Galia Linn: Resurgence 2024

Galia Linn: Resurgence


March 23 to May 25, 2024


Exhibition walkthrough with the artist

on Wednesday, May 1st at 7pm

Track 16 presents Los Angeles-based artist Galia Linn in her solo exhibition Resurgence curated by Emma Gray, founder of Five Car Garage. Her new body of work explores the themes of internal landscape and play through both sculpture and work on canvas. The canvas pieces are a continuation of the theme that Linn often expresses in her practice: sanctuary. In previous works, the artist created sanctuary spaces where people might come and reflect together, paving way for a resurgence. Now, the sanctuary turns inward, and the works reflect individual, inner landscapes, yet still sanctuaries, nonetheless. An internal landscape, for Linn, is not simply a fanciful location, but contains a map of the self, populated with past memories and projected hopes–a site for bubbling the unconscious:  an internal sanctuary. 


Linn’s interest in natural landscapes pushed the artist into years of experimentation with watercolor landscapes, focusing on trees because of their ability to grow in areas razed by human activity. Trees equal rebirth. She eventually began to abstract these landscapes by using the same techniques she uses for her sculptures: heavily textured and liquid layered glazing. Organic colors  are layered while wet, allowing the paint to mix in its own way. When glazing clay in the kiln, the process becomes the catalyst–or alchemist–that bonds the layers of glazes and the clay together. In these new paintings cracked surfaces bleed color, with marks concentrated towards the bottom, allowing for a sense of luminosity towards the top. The works transform through this process to quiet meditations full of stains, smudges, and soft marks. Linn states that she does not control this process, but only offers guidelines.


Also featured in the show are beach ball sculptures, which stand in contrast to the contemplative nature of the works on canvas. Sculptures based on the concept of play, the work originates from beach balls. Linn inflates and wraps the balls with clay, creating roughly textured and layered, undulating, organic surfaces with natural hues. When the sculptures are finished, the artist simply deflates the ball to use again.

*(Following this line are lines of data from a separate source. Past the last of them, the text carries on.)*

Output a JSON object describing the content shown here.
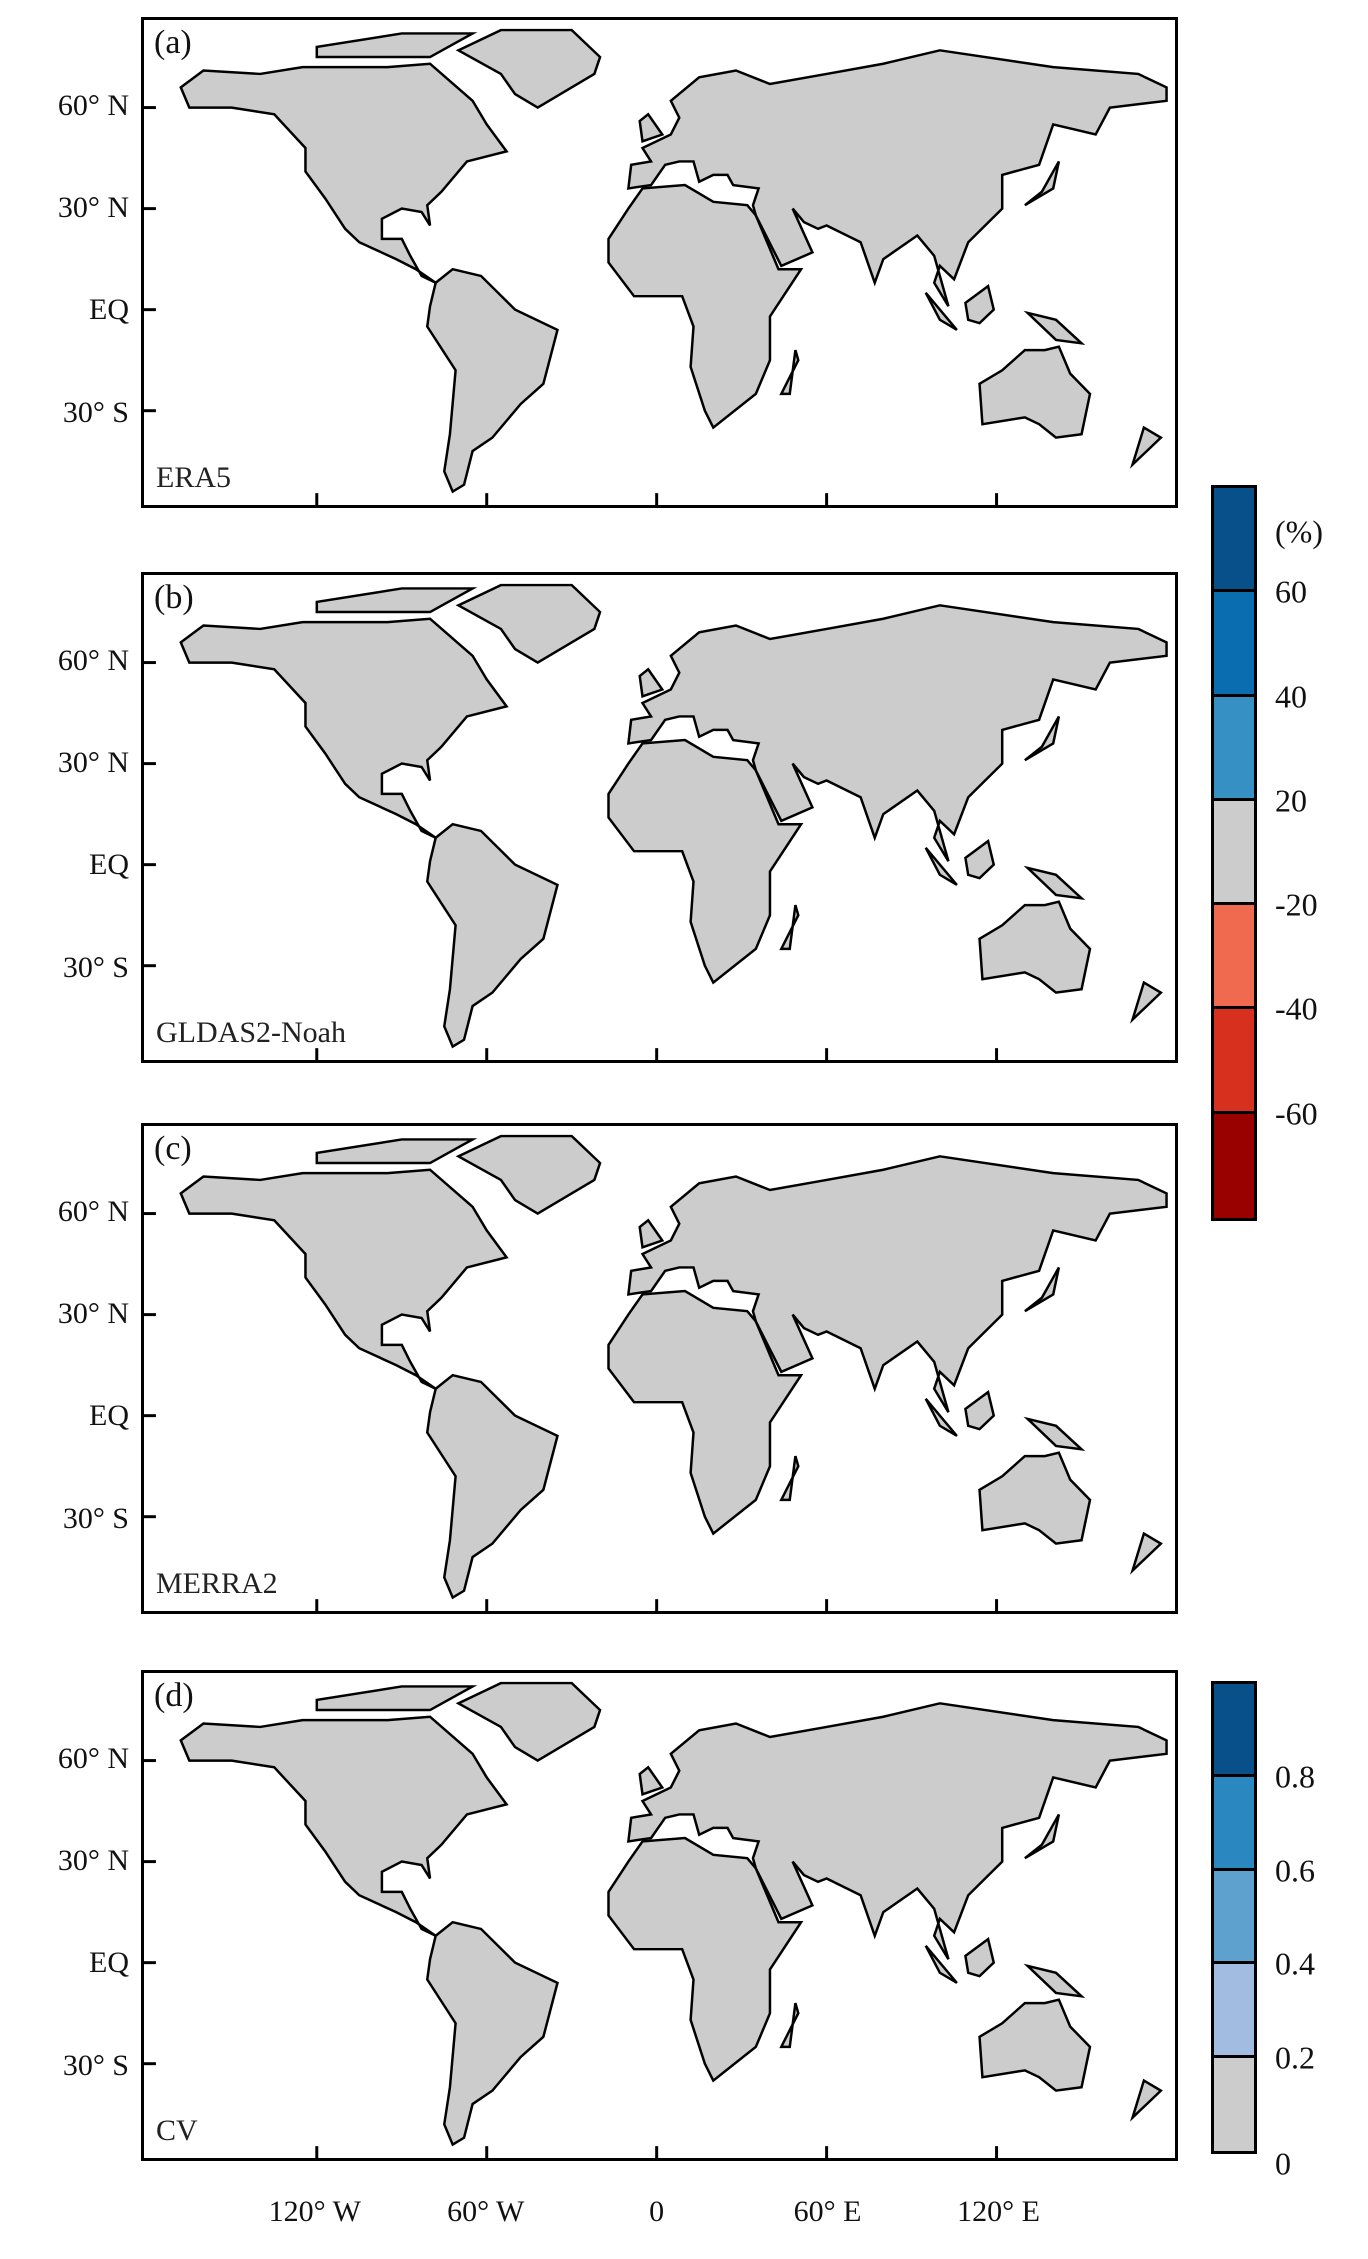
{
  "chart_data": {
    "type": "heatmap",
    "description_type": "global map panels",
    "panels": [
      {
        "label": "(a)",
        "name": "ERA5"
      },
      {
        "label": "(b)",
        "name": "GLDAS2-Noah"
      },
      {
        "label": "(c)",
        "name": "MERRA2"
      },
      {
        "label": "(d)",
        "name": "CV"
      }
    ],
    "y_ticks": [
      {
        "lat": 60,
        "label": "60° N"
      },
      {
        "lat": 30,
        "label": "30° N"
      },
      {
        "lat": 0,
        "label": "EQ"
      },
      {
        "lat": -30,
        "label": "30° S"
      }
    ],
    "x_ticks": [
      {
        "lon": -120,
        "label": "120° W"
      },
      {
        "lon": -60,
        "label": "60° W"
      },
      {
        "lon": 0,
        "label": "0"
      },
      {
        "lon": 60,
        "label": "60° E"
      },
      {
        "lon": 120,
        "label": "120° E"
      }
    ],
    "lon_range": [
      -180,
      180
    ],
    "lat_range": [
      -58,
      86
    ],
    "colorbar_relative": {
      "unit": "(%)",
      "colors": [
        "#08508a",
        "#0a6db0",
        "#3690c3",
        "#cccccc",
        "#ef6a4f",
        "#d7301f",
        "#990000"
      ],
      "boundaries": [
        "60",
        "40",
        "20",
        "-20",
        "-40",
        "-60"
      ]
    },
    "colorbar_cv": {
      "colors": [
        "#08508a",
        "#2b87c0",
        "#5ea1cf",
        "#a2bbe0",
        "#cccccc"
      ],
      "boundaries": [
        "0.8",
        "0.6",
        "0.4",
        "0.2"
      ],
      "min": "0"
    }
  }
}
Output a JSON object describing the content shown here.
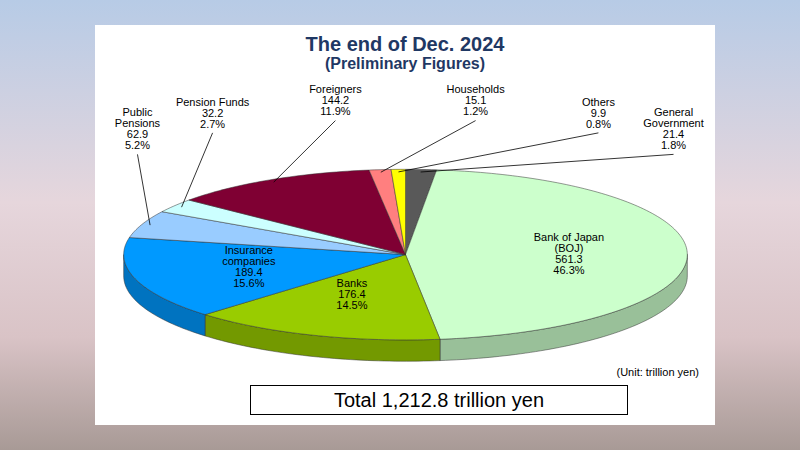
{
  "chart_data": {
    "type": "pie",
    "title": "The end of Dec. 2024",
    "subtitle": "(Preliminary Figures)",
    "categories": [
      "General Government",
      "Bank of Japan (BOJ)",
      "Banks",
      "Insurance companies",
      "Public Pensions",
      "Pension Funds",
      "Foreigners",
      "Households",
      "Others"
    ],
    "values": [
      21.4,
      561.3,
      176.4,
      189.4,
      62.9,
      32.2,
      144.2,
      15.1,
      9.9
    ],
    "shares": [
      1.8,
      46.3,
      14.5,
      15.6,
      5.2,
      2.7,
      11.9,
      1.2,
      0.8
    ],
    "share_labels": [
      "1.8%",
      "46.3%",
      "14.5%",
      "15.6%",
      "5.2%",
      "2.7%",
      "11.9%",
      "1.2%",
      "0.8%"
    ],
    "colors": [
      "#595959",
      "#ccffcc",
      "#99cc00",
      "#0099ff",
      "#99ccff",
      "#ccffff",
      "#7f0033",
      "#ff7f7f",
      "#ffff00"
    ],
    "total": 1212.8,
    "total_label": "Total 1,212.8 trillion yen",
    "unit_note": "(Unit: trillion yen)",
    "data_labels": true
  }
}
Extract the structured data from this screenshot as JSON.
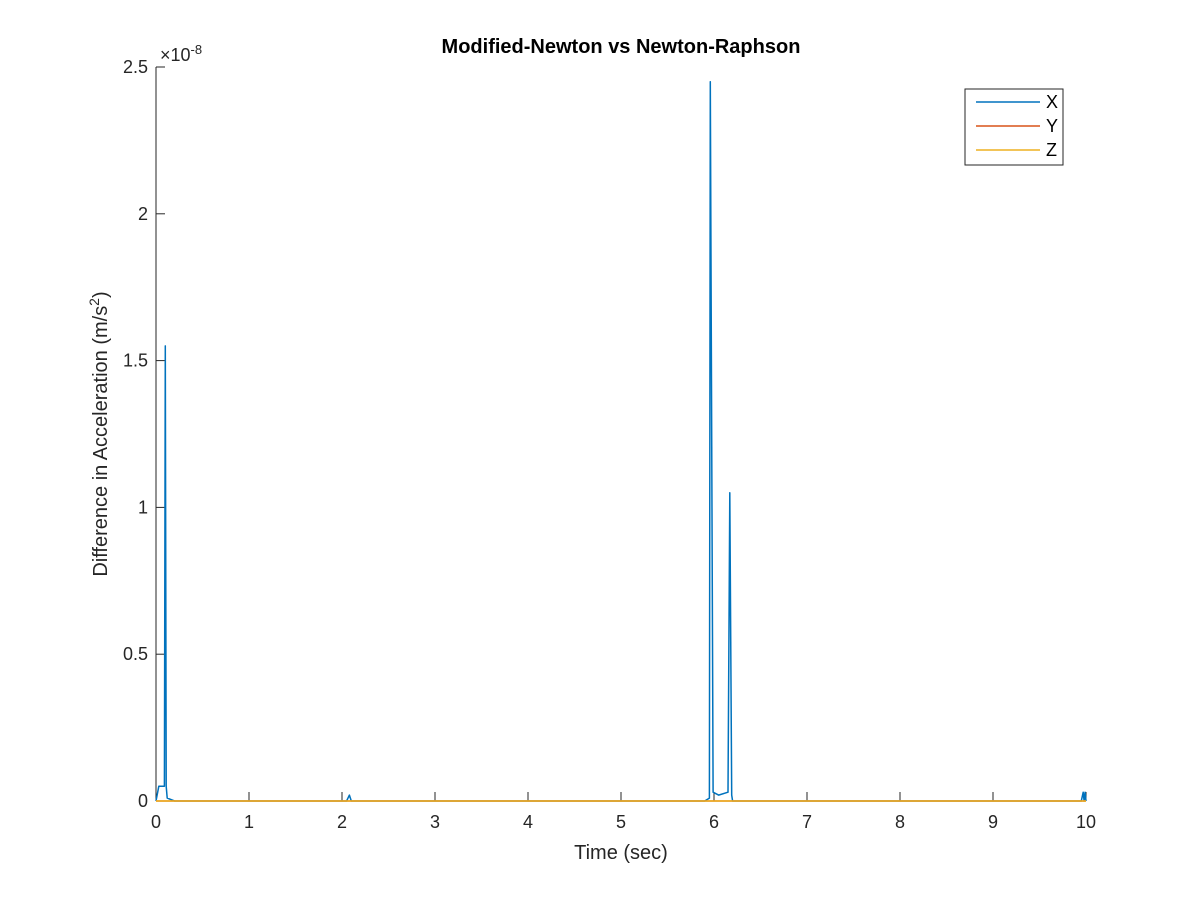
{
  "chart_data": {
    "type": "line",
    "title": "Modified-Newton vs Newton-Raphson",
    "xlabel": "Time (sec)",
    "ylabel": "Difference in Acceleration (m/s",
    "ylabel_sup": "2",
    "ylabel_close": ")",
    "exponent_prefix": "×10",
    "exponent_power": "-8",
    "xlim": [
      0,
      10
    ],
    "ylim": [
      0,
      2.5
    ],
    "x_ticks": [
      0,
      1,
      2,
      3,
      4,
      5,
      6,
      7,
      8,
      9,
      10
    ],
    "x_tick_labels": [
      "0",
      "1",
      "2",
      "3",
      "4",
      "5",
      "6",
      "7",
      "8",
      "9",
      "10"
    ],
    "y_ticks": [
      0,
      0.5,
      1,
      1.5,
      2,
      2.5
    ],
    "y_tick_labels": [
      "0",
      "0.5",
      "1",
      "1.5",
      "2",
      "2.5"
    ],
    "grid": false,
    "legend_position": "top-right",
    "series": [
      {
        "name": "X",
        "color": "#0072BD",
        "points": [
          [
            0,
            0
          ],
          [
            0.03,
            0.05
          ],
          [
            0.07,
            0.05
          ],
          [
            0.09,
            0.05
          ],
          [
            0.1,
            1.55
          ],
          [
            0.11,
            0.05
          ],
          [
            0.12,
            0.01
          ],
          [
            0.2,
            0
          ],
          [
            1,
            0
          ],
          [
            2,
            0
          ],
          [
            2.05,
            0
          ],
          [
            2.08,
            0.02
          ],
          [
            2.1,
            0
          ],
          [
            3,
            0
          ],
          [
            4,
            0
          ],
          [
            5,
            0
          ],
          [
            5.9,
            0
          ],
          [
            5.95,
            0.01
          ],
          [
            5.96,
            2.45
          ],
          [
            5.99,
            0.03
          ],
          [
            6.05,
            0.02
          ],
          [
            6.15,
            0.03
          ],
          [
            6.17,
            1.05
          ],
          [
            6.19,
            0.02
          ],
          [
            6.2,
            0
          ],
          [
            7,
            0
          ],
          [
            8,
            0
          ],
          [
            9,
            0
          ],
          [
            9.95,
            0
          ],
          [
            9.97,
            0.03
          ],
          [
            9.98,
            0
          ],
          [
            9.99,
            0.03
          ],
          [
            10,
            0
          ]
        ]
      },
      {
        "name": "Y",
        "color": "#D95319",
        "points": [
          [
            0,
            0
          ],
          [
            10,
            0
          ]
        ]
      },
      {
        "name": "Z",
        "color": "#EDB120",
        "points": [
          [
            0,
            0
          ],
          [
            10,
            0
          ]
        ]
      }
    ]
  }
}
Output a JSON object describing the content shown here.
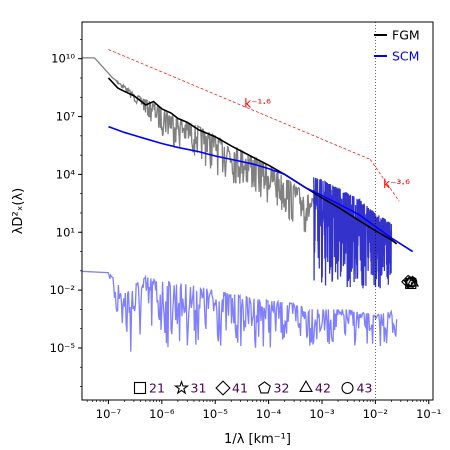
{
  "chart_data": {
    "type": "line",
    "xlabel": "1/λ [km⁻¹]",
    "ylabel": "λD²ₓ(λ)",
    "xscale": "log",
    "yscale": "log",
    "xlim": [
      3.2e-08,
      0.12
    ],
    "ylim": [
      2e-08,
      800000000000.0
    ],
    "grid": false,
    "x_ticks": [
      {
        "value": 1e-07,
        "label": "10⁻⁷"
      },
      {
        "value": 1e-06,
        "label": "10⁻⁶"
      },
      {
        "value": 1e-05,
        "label": "10⁻⁵"
      },
      {
        "value": 0.0001,
        "label": "10⁻⁴"
      },
      {
        "value": 0.001,
        "label": "10⁻³"
      },
      {
        "value": 0.01,
        "label": "10⁻²"
      },
      {
        "value": 0.1,
        "label": "10⁻¹"
      }
    ],
    "y_ticks": [
      {
        "value": 10000000000.0,
        "label": "10¹⁰"
      },
      {
        "value": 10000000.0,
        "label": "10⁷"
      },
      {
        "value": 10000.0,
        "label": "10⁴"
      },
      {
        "value": 10.0,
        "label": "10¹"
      },
      {
        "value": 0.01,
        "label": "10⁻²"
      },
      {
        "value": 1e-05,
        "label": "10⁻⁵"
      }
    ],
    "legend": {
      "placement": "top-right",
      "entries": [
        {
          "label": "FGM",
          "color": "#000000"
        },
        {
          "label": "SCM",
          "color": "#0000ff"
        }
      ]
    },
    "series": [
      {
        "name": "FGM",
        "color": "#000000",
        "x": [
          1e-07,
          1.5e-07,
          2e-07,
          3e-07,
          5e-07,
          7e-07,
          1e-06,
          1.5e-06,
          2e-06,
          3e-06,
          5e-06,
          1e-05,
          2e-05,
          5e-05,
          0.0001,
          0.0002,
          0.0005,
          0.001,
          0.002,
          0.005,
          0.01,
          0.02,
          0.025
        ],
        "y": [
          1000000000.0,
          300000000.0,
          200000000.0,
          120000000.0,
          40000000.0,
          60000000.0,
          25000000.0,
          15000000.0,
          8000000.0,
          5000000.0,
          2000000.0,
          900000.0,
          300000.0,
          80000.0,
          30000.0,
          10000.0,
          2000.0,
          600.0,
          200.0,
          40.0,
          12.0,
          4,
          2.5
        ]
      },
      {
        "name": "SCM",
        "color": "#0000ff",
        "x": [
          1e-07,
          2e-07,
          5e-07,
          1e-06,
          2e-06,
          5e-06,
          1e-05,
          2e-05,
          5e-05,
          0.0001,
          0.0002,
          0.0005,
          0.001,
          0.002,
          0.005,
          0.01,
          0.02,
          0.05
        ],
        "y": [
          3000000.0,
          1500000.0,
          700000.0,
          400000.0,
          250000.0,
          150000.0,
          90000.0,
          60000.0,
          35000.0,
          20000.0,
          10000.0,
          2000.0,
          800.0,
          300.0,
          80.0,
          20.0,
          5,
          1
        ]
      },
      {
        "color": "#808080",
        "x": [
          3.2e-08,
          5.5e-08,
          1.2e-07,
          2e-07,
          3e-07,
          5e-07,
          1e-06,
          2e-06,
          5e-06,
          1e-05,
          3e-05,
          0.0001,
          0.0003,
          0.0007
        ],
        "y": [
          11000000000.0,
          11000000000.0,
          1000000000.0,
          400000000.0,
          150000000.0,
          80000000.0,
          30000000.0,
          8000000.0,
          3000000.0,
          1000000.0,
          200000.0,
          30000.0,
          3000.0,
          500.0
        ],
        "min_envelope": [
          11000000000.0,
          11000000000.0,
          1000000000.0,
          200000000.0,
          60000000.0,
          10000000.0,
          1000000.0,
          200000.0,
          50000.0,
          10000.0,
          2000.0,
          200.0,
          20.0,
          3
        ]
      },
      {
        "color": "#7f7fff",
        "x": [
          2e-08,
          1e-07,
          2e-07,
          5e-07,
          1e-06,
          3e-06,
          1e-05,
          3e-05,
          0.0001,
          0.0003,
          0.001,
          0.003,
          0.01,
          0.025
        ],
        "y": [
          0.1,
          0.08,
          0.01,
          0.05,
          0.03,
          0.02,
          0.01,
          0.005,
          0.003,
          0.002,
          0.001,
          0.001,
          0.0005,
          0.001
        ],
        "min_envelope": [
          0.1,
          0.08,
          1e-06,
          1e-05,
          1e-05,
          1e-05,
          1e-05,
          1e-05,
          1e-05,
          1e-05,
          1e-05,
          1e-05,
          1e-05,
          1e-05
        ]
      },
      {
        "color": "#3333cc",
        "x": [
          0.0007,
          0.001,
          0.002,
          0.005,
          0.01,
          0.02
        ],
        "y": [
          7000.0,
          5000.0,
          2000.0,
          500.0,
          100.0,
          30.0
        ],
        "min_envelope": [
          0.01,
          0.01,
          0.01,
          0.01,
          0.01,
          0.01
        ]
      }
    ],
    "reference_lines": [
      {
        "label": "k⁻¹·⁶",
        "color": "#ff0000",
        "style": "dashed",
        "x": [
          1e-07,
          0.008
        ],
        "y": [
          30000000000.0,
          60000.0
        ],
        "label_x": 3.5e-05,
        "label_y": 30000000.0
      },
      {
        "label": "k⁻³·⁶",
        "color": "#ff0000",
        "style": "dashed",
        "x": [
          0.008,
          0.028
        ],
        "y": [
          60000.0,
          400.0
        ],
        "label_x": 0.014,
        "label_y": 2000.0
      }
    ],
    "vertical_lines": [
      {
        "x": 0.01,
        "color": "#000000",
        "style": "dotted"
      }
    ],
    "markers": [
      {
        "x": 0.046,
        "y": 0.022,
        "shape": "square"
      },
      {
        "x": 0.043,
        "y": 0.025,
        "shape": "star"
      },
      {
        "x": 0.041,
        "y": 0.027,
        "shape": "diamond"
      },
      {
        "x": 0.045,
        "y": 0.025,
        "shape": "pentagon"
      },
      {
        "x": 0.05,
        "y": 0.024,
        "shape": "triangle"
      },
      {
        "x": 0.048,
        "y": 0.026,
        "shape": "circle"
      }
    ],
    "marker_legend": [
      {
        "shape": "square",
        "label": "21"
      },
      {
        "shape": "star",
        "label": "31"
      },
      {
        "shape": "diamond",
        "label": "41"
      },
      {
        "shape": "pentagon",
        "label": "32"
      },
      {
        "shape": "triangle",
        "label": "42"
      },
      {
        "shape": "circle",
        "label": "43"
      }
    ],
    "marker_legend_color": "#4b0055"
  }
}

This act of deflation and transformation reflects the cyclical nature of creation and renewal, yet, too, the beach balls are an escape, a way to make something joyful, playful, and reminiscent of summer. For Linn, these notions of both inner landscape and play work as part of the art-making process, along with being open to what one’s unconscious is saying.

Galia Linn is a sculptor, painter, and site-responsive installation artist living and working in Los Angeles. Linn’s childhood and early adulthood was spent in Israel surrounded by relics and ruins of civilizations, from ancient archeological artifacts to the contemporary remains of armed conflicts. This instilled in her an intimate connection to past and present civilizations, as well as the understanding that each place is filled with complicated stories and relationships.


Her work is currently on view at the Museum of Art and History in Lancaster, CA through April 14, showing a 20-year survey exhibition of her work titled “Vessels and Guardians” and at Emma Gray’s Five Car Garage through March 30 in her show titled “Strength and Vulnerability.” In 2025, she will exhibit a project for the Archeology Research Center at USC. Additionally, she has collaborated with UCLA’s Fowler Museum in workshop interventions. Her site-responsive installations, an ongoing series since 2014 titled “A Place,” evoke the basic human need for sanctuary and safety. Linn has shown nationally and internationally, including such venues as the Brand Library and Art Center (Glendale, CA), Descanso Gardens (La Canada-Flitridge, CA), and Galerie Lefebvre and Fils (Paris, France). She has been commissioned to create site-responsive installations at the Athenaeum Music and Arts Library (La Jolla, CA), 18th Street Art Center (Santa Monica, CA), and LAXART (Los Angeles, CA), among others. Her work is included in numerous private collections in Los Angeles, Miami, New York, Paris, Brussels, and Tel Aviv. Linn’s projects have been featured in LA Weekly, KCET Artbound, Art + Cake, and KCRW’s Art Talk. 


Alongside her studio practice, she builds support structures for artists and creatives. Linn is the founder of Blue Roof Studios (BRS), a multidisciplinary art hub located in South Los Angeles. Informed by the core themes of her own studio practice, BRS offers a place for artists to work in an environment that fosters creativity and community. In 2020 Linn founded Arts at Blue Roof (AaBR), a 501(c)(3) non-profit organization. Through studio residencies, mentorship, and public programs, AaBR seeks to build long-term relationships with artists and audiences to support accessible arts programs and meaningful arts experiences.